Exactly, this is why I wish people didn't make such a "value investing" vs. "growth investing" dichotomy, since they're based on the same principles (intrinsic value), but are just different styles in terms of what type of company they look at. I think a lot of people think these two are essentially contradictory to one another when they're not.

Did you find switching between value style and growth style career-wise to be difficult? Do a lot of firms mentally pigeonhole you into one or the other if you've started out in one?

Also, do you think there may be a "mean reversion" in the next 0-10+ years with value style investing outperforming growth style?

 

It takes a bit of rewiring how you think about the world and companies, but it's doable. For my investment style, growth and quality investing fit better. So it made sense move towards that. Firms won't pigeonhole you from day 1, but if you spend enough time in a specific strategy, they will. And so will LPs/clients. An interesting thing to note is that at one point I was running 2 strategies at the same time, which had similar investment syles, but a different focus. Mentally, that was challenging to look at companies from the lenses of the 2 portfolios. 

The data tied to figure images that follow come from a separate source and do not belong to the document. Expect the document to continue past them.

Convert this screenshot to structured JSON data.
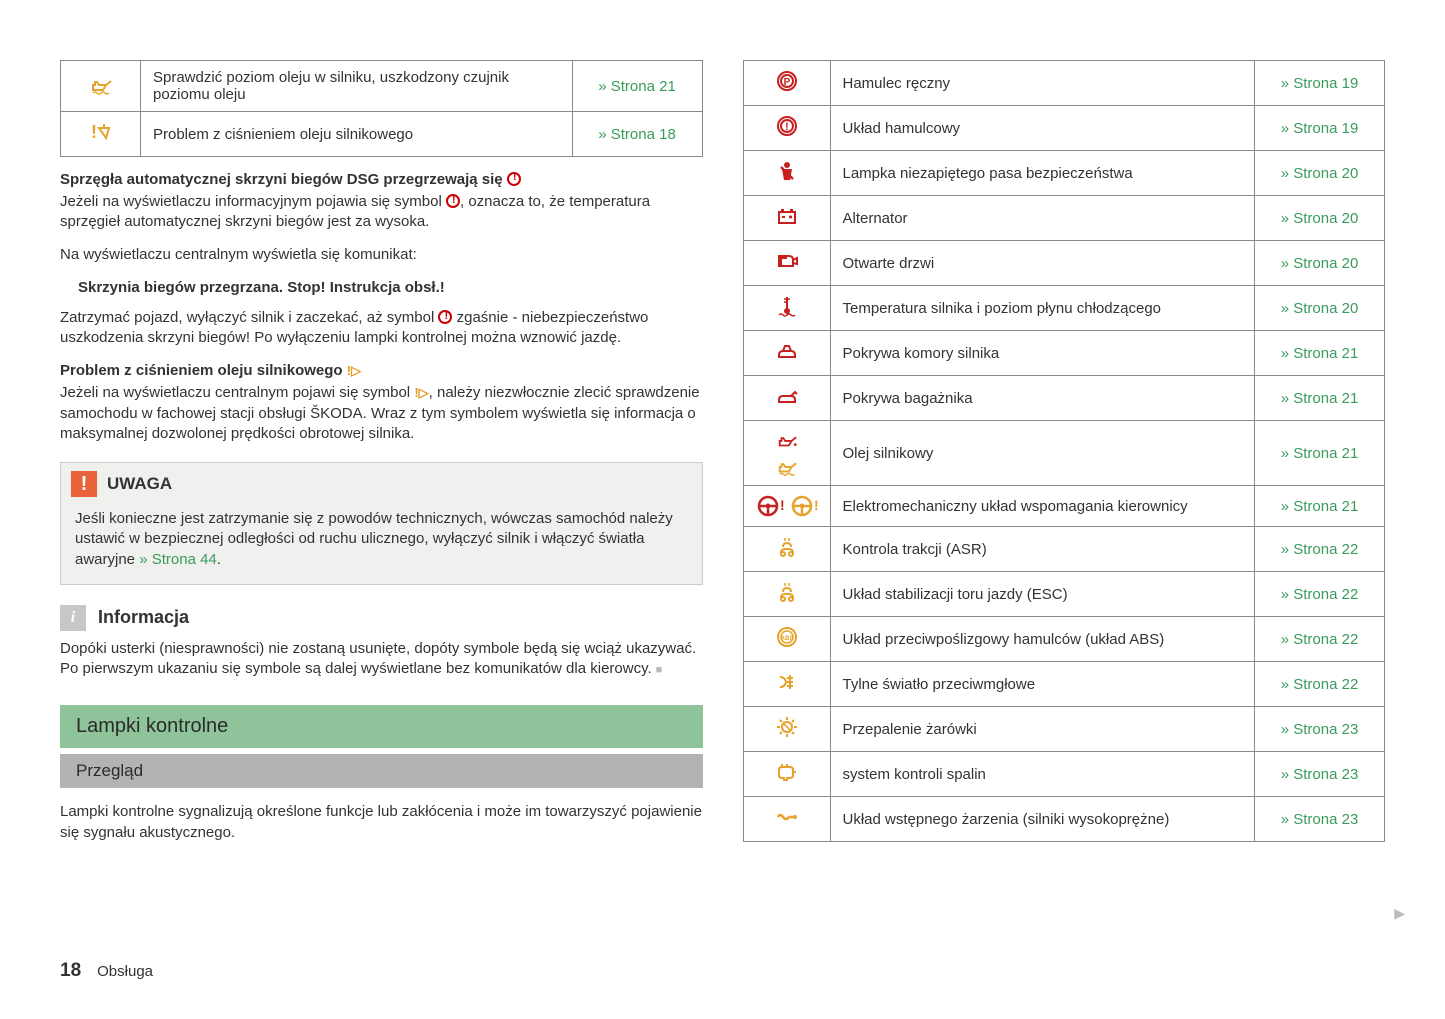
{
  "footer": {
    "page_number": "18",
    "section": "Obsługa"
  },
  "colors": {
    "link_green": "#3a9b5c",
    "icon_red": "#c62020",
    "icon_yellow": "#e6a22a",
    "bar_green": "#8fc49a",
    "bar_grey": "#b5b3b1"
  },
  "left": {
    "table1": [
      {
        "desc": "Sprawdzić poziom oleju w silniku, uszkodzony czujnik poziomu oleju",
        "page": "Strona 21",
        "icon": "oil-level-yellow"
      },
      {
        "desc": "Problem z ciśnieniem oleju silnikowego",
        "page": "Strona 18",
        "icon": "oil-pressure-yellow"
      }
    ],
    "para1_title": "Sprzęgła automatycznej skrzyni biegów DSG przegrzewają się",
    "para1_body": "Jeżeli na wyświetlaczu informacyjnym pojawia się symbol  , oznacza to, że temperatura sprzęgieł automatycznej skrzyni biegów jest za wysoka.",
    "para2": "Na wyświetlaczu centralnym wyświetla się komunikat:",
    "sub1": "Skrzynia biegów przegrzana. Stop! Instrukcja obsł.!",
    "para3": "Zatrzymać pojazd, wyłączyć silnik i zaczekać, aż symbol   zgaśnie - niebezpieczeństwo uszkodzenia skrzyni biegów! Po wyłączeniu lampki kontrolnej można wznowić jazdę.",
    "para4_title": "Problem z ciśnieniem oleju silnikowego",
    "para4_body": "Jeżeli na wyświetlaczu centralnym pojawi się symbol  , należy niezwłocznie zlecić sprawdzenie samochodu w fachowej stacji obsługi ŠKODA. Wraz z tym symbolem wyświetla się informacja o maksymalnej dozwolonej prędkości obrotowej silnika.",
    "uwaga_label": "UWAGA",
    "uwaga_body_a": "Jeśli konieczne jest zatrzymanie się z powodów technicznych, wówczas samochód należy ustawić w bezpiecznej odległości od ruchu ulicznego, wyłączyć silnik i włączyć światła awaryjne ",
    "uwaga_link": "» Strona 44",
    "info_label": "Informacja",
    "info_body": "Dopóki usterki (niesprawności) nie zostaną usunięte, dopóty symbole będą się wciąż ukazywać. Po pierwszym ukazaniu się symbole są dalej wyświetlane bez komunikatów dla kierowcy.",
    "green_bar": "Lampki kontrolne",
    "grey_bar": "Przegląd",
    "para5": "Lampki kontrolne sygnalizują określone funkcje lub zakłócenia i może im towarzyszyć pojawienie się sygnału akustycznego."
  },
  "right": {
    "rows": [
      {
        "icon": "parking-brake",
        "color": "#c62020",
        "desc": "Hamulec ręczny",
        "page": "Strona 19"
      },
      {
        "icon": "brake-system",
        "color": "#c62020",
        "desc": "Układ hamulcowy",
        "page": "Strona 19"
      },
      {
        "icon": "seatbelt",
        "color": "#c62020",
        "desc": "Lampka niezapiętego pasa bezpieczeństwa",
        "page": "Strona 20"
      },
      {
        "icon": "battery",
        "color": "#c62020",
        "desc": "Alternator",
        "page": "Strona 20"
      },
      {
        "icon": "door-open",
        "color": "#c62020",
        "desc": "Otwarte drzwi",
        "page": "Strona 20"
      },
      {
        "icon": "coolant-temp",
        "color": "#c62020",
        "desc": "Temperatura silnika i poziom płynu chłodzącego",
        "page": "Strona 20"
      },
      {
        "icon": "bonnet",
        "color": "#c62020",
        "desc": "Pokrywa komory silnika",
        "page": "Strona 21"
      },
      {
        "icon": "boot",
        "color": "#c62020",
        "desc": "Pokrywa bagażnika",
        "page": "Strona 21"
      },
      {
        "icon": "engine-oil-dual",
        "color": "dual",
        "desc": "Olej silnikowy",
        "page": "Strona 21"
      },
      {
        "icon": "power-steering-dual",
        "color": "dual",
        "desc": "Elektromechaniczny układ wspomagania kierownicy",
        "page": "Strona 21"
      },
      {
        "icon": "traction-asr",
        "color": "#e6a22a",
        "desc": "Kontrola trakcji (ASR)",
        "page": "Strona 22"
      },
      {
        "icon": "esc",
        "color": "#e6a22a",
        "desc": "Układ stabilizacji toru jazdy (ESC)",
        "page": "Strona 22"
      },
      {
        "icon": "abs",
        "color": "#e6a22a",
        "desc": "Układ przeciwpoślizgowy hamulców (układ ABS)",
        "page": "Strona 22"
      },
      {
        "icon": "rear-fog",
        "color": "#e6a22a",
        "desc": "Tylne światło przeciwmgłowe",
        "page": "Strona 22"
      },
      {
        "icon": "bulb-failure",
        "color": "#e6a22a",
        "desc": "Przepalenie żarówki",
        "page": "Strona 23"
      },
      {
        "icon": "emission",
        "color": "#e6a22a",
        "desc": "system kontroli spalin",
        "page": "Strona 23"
      },
      {
        "icon": "glow-plug",
        "color": "#e6a22a",
        "desc": "Układ wstępnego żarzenia (silniki wysokoprężne)",
        "page": "Strona 23"
      }
    ]
  }
}
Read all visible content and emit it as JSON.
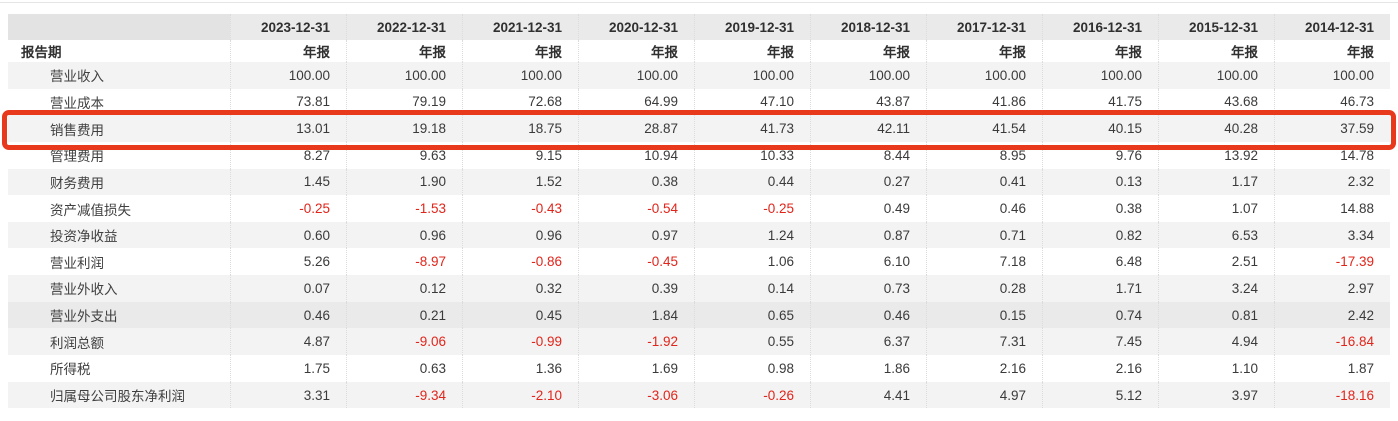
{
  "table": {
    "corner_label": "报告期",
    "period_type": "年报",
    "columns": [
      "2023-12-31",
      "2022-12-31",
      "2021-12-31",
      "2020-12-31",
      "2019-12-31",
      "2018-12-31",
      "2017-12-31",
      "2016-12-31",
      "2015-12-31",
      "2014-12-31"
    ],
    "rows": [
      {
        "label": "营业收入",
        "values": [
          "100.00",
          "100.00",
          "100.00",
          "100.00",
          "100.00",
          "100.00",
          "100.00",
          "100.00",
          "100.00",
          "100.00"
        ]
      },
      {
        "label": "营业成本",
        "values": [
          "73.81",
          "79.19",
          "72.68",
          "64.99",
          "47.10",
          "43.87",
          "41.86",
          "41.75",
          "43.68",
          "46.73"
        ]
      },
      {
        "label": "销售费用",
        "values": [
          "13.01",
          "19.18",
          "18.75",
          "28.87",
          "41.73",
          "42.11",
          "41.54",
          "40.15",
          "40.28",
          "37.59"
        ],
        "highlighted": true
      },
      {
        "label": "管理费用",
        "values": [
          "8.27",
          "9.63",
          "9.15",
          "10.94",
          "10.33",
          "8.44",
          "8.95",
          "9.76",
          "13.92",
          "14.78"
        ]
      },
      {
        "label": "财务费用",
        "values": [
          "1.45",
          "1.90",
          "1.52",
          "0.38",
          "0.44",
          "0.27",
          "0.41",
          "0.13",
          "1.17",
          "2.32"
        ]
      },
      {
        "label": "资产减值损失",
        "values": [
          "-0.25",
          "-1.53",
          "-0.43",
          "-0.54",
          "-0.25",
          "0.49",
          "0.46",
          "0.38",
          "1.07",
          "14.88"
        ]
      },
      {
        "label": "投资净收益",
        "values": [
          "0.60",
          "0.96",
          "0.96",
          "0.97",
          "1.24",
          "0.87",
          "0.71",
          "0.82",
          "6.53",
          "3.34"
        ]
      },
      {
        "label": "营业利润",
        "values": [
          "5.26",
          "-8.97",
          "-0.86",
          "-0.45",
          "1.06",
          "6.10",
          "7.18",
          "6.48",
          "2.51",
          "-17.39"
        ]
      },
      {
        "label": "营业外收入",
        "values": [
          "0.07",
          "0.12",
          "0.32",
          "0.39",
          "0.14",
          "0.73",
          "0.28",
          "1.71",
          "3.24",
          "2.97"
        ]
      },
      {
        "label": "营业外支出",
        "values": [
          "0.46",
          "0.21",
          "0.45",
          "1.84",
          "0.65",
          "0.46",
          "0.15",
          "0.74",
          "0.81",
          "2.42"
        ],
        "hovered": true
      },
      {
        "label": "利润总额",
        "values": [
          "4.87",
          "-9.06",
          "-0.99",
          "-1.92",
          "0.55",
          "6.37",
          "7.31",
          "7.45",
          "4.94",
          "-16.84"
        ]
      },
      {
        "label": "所得税",
        "values": [
          "1.75",
          "0.63",
          "1.36",
          "1.69",
          "0.98",
          "1.86",
          "2.16",
          "2.16",
          "1.10",
          "1.87"
        ]
      },
      {
        "label": "归属母公司股东净利润",
        "values": [
          "3.31",
          "-9.34",
          "-2.10",
          "-3.06",
          "-0.26",
          "4.41",
          "4.97",
          "5.12",
          "3.97",
          "-18.16"
        ]
      }
    ]
  },
  "colors": {
    "highlight_box": "#e8391c",
    "negative": "#e1251b",
    "stripe": "#f3f3f3",
    "hover_row": "#eaeaea"
  }
}
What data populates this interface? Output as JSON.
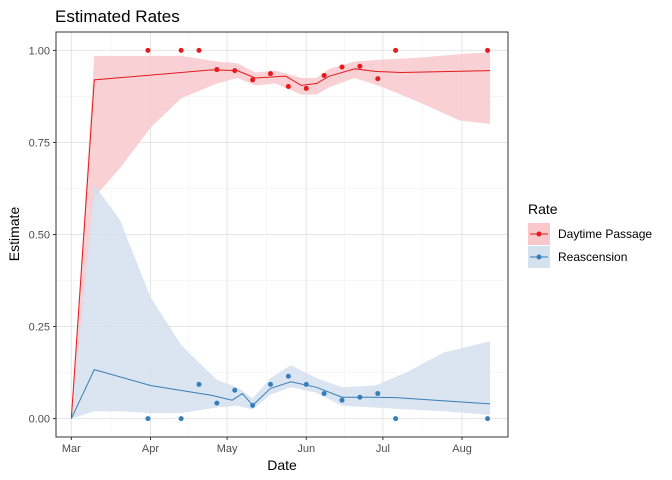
{
  "chart_data": {
    "type": "line",
    "title": "Estimated Rates",
    "xlabel": "Date",
    "ylabel": "Estimate",
    "x_tick_labels": [
      "Mar",
      "Apr",
      "May",
      "Jun",
      "Jul",
      "Aug"
    ],
    "x_ticks": [
      "2021-03-01",
      "2021-04-01",
      "2021-05-01",
      "2021-06-01",
      "2021-07-01",
      "2021-08-01"
    ],
    "xlim": [
      "2021-02-23",
      "2021-08-19"
    ],
    "y_tick_labels": [
      "0.00",
      "0.25",
      "0.50",
      "0.75",
      "1.00"
    ],
    "ylim": [
      -0.05,
      1.05
    ],
    "grid": true,
    "legend": {
      "title": "Rate",
      "position": "right"
    },
    "series": [
      {
        "name": "Daytime Passage",
        "color": "#e41a1c",
        "fill": "#f8c8cb",
        "line": [
          {
            "x": "2021-03-01",
            "y": 0.0
          },
          {
            "x": "2021-03-10",
            "y": 0.92
          },
          {
            "x": "2021-04-01",
            "y": 0.933
          },
          {
            "x": "2021-04-25",
            "y": 0.947
          },
          {
            "x": "2021-05-05",
            "y": 0.945
          },
          {
            "x": "2021-05-12",
            "y": 0.925
          },
          {
            "x": "2021-05-24",
            "y": 0.93
          },
          {
            "x": "2021-05-30",
            "y": 0.905
          },
          {
            "x": "2021-06-05",
            "y": 0.91
          },
          {
            "x": "2021-06-10",
            "y": 0.93
          },
          {
            "x": "2021-06-20",
            "y": 0.95
          },
          {
            "x": "2021-06-28",
            "y": 0.943
          },
          {
            "x": "2021-07-08",
            "y": 0.94
          },
          {
            "x": "2021-08-12",
            "y": 0.945
          }
        ],
        "ribbon": [
          {
            "x": "2021-03-01",
            "lower": 0.0,
            "upper": 0.0
          },
          {
            "x": "2021-03-10",
            "lower": 0.6,
            "upper": 0.985
          },
          {
            "x": "2021-03-20",
            "lower": 0.68,
            "upper": 0.985
          },
          {
            "x": "2021-04-01",
            "lower": 0.79,
            "upper": 0.985
          },
          {
            "x": "2021-04-13",
            "lower": 0.87,
            "upper": 0.985
          },
          {
            "x": "2021-04-27",
            "lower": 0.91,
            "upper": 0.97
          },
          {
            "x": "2021-05-05",
            "lower": 0.925,
            "upper": 0.965
          },
          {
            "x": "2021-05-12",
            "lower": 0.905,
            "upper": 0.94
          },
          {
            "x": "2021-05-20",
            "lower": 0.91,
            "upper": 0.945
          },
          {
            "x": "2021-05-30",
            "lower": 0.88,
            "upper": 0.925
          },
          {
            "x": "2021-06-05",
            "lower": 0.88,
            "upper": 0.925
          },
          {
            "x": "2021-06-10",
            "lower": 0.9,
            "upper": 0.95
          },
          {
            "x": "2021-06-20",
            "lower": 0.925,
            "upper": 0.97
          },
          {
            "x": "2021-07-01",
            "lower": 0.9,
            "upper": 0.975
          },
          {
            "x": "2021-07-15",
            "lower": 0.86,
            "upper": 0.98
          },
          {
            "x": "2021-07-31",
            "lower": 0.81,
            "upper": 0.99
          },
          {
            "x": "2021-08-12",
            "lower": 0.8,
            "upper": 0.995
          }
        ],
        "points": [
          {
            "x": "2021-03-31",
            "y": 1.0
          },
          {
            "x": "2021-04-13",
            "y": 1.0
          },
          {
            "x": "2021-04-20",
            "y": 1.0
          },
          {
            "x": "2021-04-27",
            "y": 0.948
          },
          {
            "x": "2021-05-04",
            "y": 0.945
          },
          {
            "x": "2021-05-11",
            "y": 0.92
          },
          {
            "x": "2021-05-18",
            "y": 0.937
          },
          {
            "x": "2021-05-25",
            "y": 0.902
          },
          {
            "x": "2021-06-01",
            "y": 0.897
          },
          {
            "x": "2021-06-08",
            "y": 0.932
          },
          {
            "x": "2021-06-15",
            "y": 0.955
          },
          {
            "x": "2021-06-22",
            "y": 0.957
          },
          {
            "x": "2021-06-29",
            "y": 0.923
          },
          {
            "x": "2021-07-06",
            "y": 1.0
          },
          {
            "x": "2021-08-11",
            "y": 1.0
          }
        ]
      },
      {
        "name": "Reascension",
        "color": "#377eb8",
        "fill": "#d4e1ee",
        "line": [
          {
            "x": "2021-03-01",
            "y": 0.0
          },
          {
            "x": "2021-03-10",
            "y": 0.133
          },
          {
            "x": "2021-04-01",
            "y": 0.09
          },
          {
            "x": "2021-04-25",
            "y": 0.063
          },
          {
            "x": "2021-05-03",
            "y": 0.05
          },
          {
            "x": "2021-05-07",
            "y": 0.068
          },
          {
            "x": "2021-05-11",
            "y": 0.036
          },
          {
            "x": "2021-05-18",
            "y": 0.082
          },
          {
            "x": "2021-05-26",
            "y": 0.1
          },
          {
            "x": "2021-06-05",
            "y": 0.085
          },
          {
            "x": "2021-06-15",
            "y": 0.058
          },
          {
            "x": "2021-06-28",
            "y": 0.058
          },
          {
            "x": "2021-07-06",
            "y": 0.057
          },
          {
            "x": "2021-08-12",
            "y": 0.04
          }
        ],
        "ribbon": [
          {
            "x": "2021-03-01",
            "lower": 0.0,
            "upper": 0.0
          },
          {
            "x": "2021-03-10",
            "lower": 0.02,
            "upper": 0.635
          },
          {
            "x": "2021-03-20",
            "lower": 0.02,
            "upper": 0.54
          },
          {
            "x": "2021-04-01",
            "lower": 0.015,
            "upper": 0.33
          },
          {
            "x": "2021-04-13",
            "lower": 0.015,
            "upper": 0.2
          },
          {
            "x": "2021-04-27",
            "lower": 0.03,
            "upper": 0.105
          },
          {
            "x": "2021-05-05",
            "lower": 0.035,
            "upper": 0.085
          },
          {
            "x": "2021-05-11",
            "lower": 0.025,
            "upper": 0.055
          },
          {
            "x": "2021-05-18",
            "lower": 0.065,
            "upper": 0.11
          },
          {
            "x": "2021-05-26",
            "lower": 0.085,
            "upper": 0.145
          },
          {
            "x": "2021-06-05",
            "lower": 0.07,
            "upper": 0.11
          },
          {
            "x": "2021-06-15",
            "lower": 0.035,
            "upper": 0.085
          },
          {
            "x": "2021-06-28",
            "lower": 0.03,
            "upper": 0.09
          },
          {
            "x": "2021-07-10",
            "lower": 0.025,
            "upper": 0.125
          },
          {
            "x": "2021-07-25",
            "lower": 0.02,
            "upper": 0.18
          },
          {
            "x": "2021-08-12",
            "lower": 0.01,
            "upper": 0.21
          }
        ],
        "points": [
          {
            "x": "2021-03-31",
            "y": 0.0
          },
          {
            "x": "2021-04-13",
            "y": 0.0
          },
          {
            "x": "2021-04-20",
            "y": 0.093
          },
          {
            "x": "2021-04-27",
            "y": 0.042
          },
          {
            "x": "2021-05-04",
            "y": 0.077
          },
          {
            "x": "2021-05-11",
            "y": 0.036
          },
          {
            "x": "2021-05-18",
            "y": 0.093
          },
          {
            "x": "2021-05-25",
            "y": 0.115
          },
          {
            "x": "2021-06-01",
            "y": 0.093
          },
          {
            "x": "2021-06-08",
            "y": 0.068
          },
          {
            "x": "2021-06-15",
            "y": 0.05
          },
          {
            "x": "2021-06-22",
            "y": 0.058
          },
          {
            "x": "2021-06-29",
            "y": 0.068
          },
          {
            "x": "2021-07-06",
            "y": 0.0
          },
          {
            "x": "2021-08-11",
            "y": 0.0
          }
        ]
      }
    ]
  }
}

For the mean reversion, I can't make any accurate prediction there. We all know the market feels toppy and some potential bubbles are being formed, but it can always happen that those initial bubbles grow their cash flows to justify valuations. However, in a market like this, with limited valuation support, investors need to be careful where they are willing to take risk and maybe reduce it where you feel you don't know what you're doing.    

 

Not in HF but like others said, I feel like value investing is a little bit of a silly phrase. For example, I consider myself a deep value type of guy as I mentally have trouble paying for growth and I am a HUGE fan of the classic value guys.

But...

I am invested a few high growth SaaS companies (seed) because I felt the pricing for their rounds was very good relative to their growth and ability to toggle into being FCF+. To me, this is a "value" investment but it probably quacks like growth to most people.

We do a lot of distressed deals too that maintain excellent upside, to me, these are value!

 

Didn't mean for it to come off that way and hate when people "sound smart" myself, but 1. I am all new to this, and 2. I think there is a certain value to using the lingo and not oversimplifying the ideas. While what you said can be understood and agreed upon by a kindergartener, I think it misses the point of my whole question which digs just a teeny tiny bit deeper. Thanks for your degrading and rude feedback, time to get back to the desk :)

 

Everyone has their own philosophy of investing. Value investing is the idea of buying a strong company at a low price, because chances are, the broader community will realize the strength of the business. This does not mean buy a bad company that is cheap, or a mid company that is fair price, a great company that is overvalued, but a business that is truly remarkable in the industry.

Personally, you need to invest in companies that have strong fundamentals and a driven catalyst that can amplify those numbers.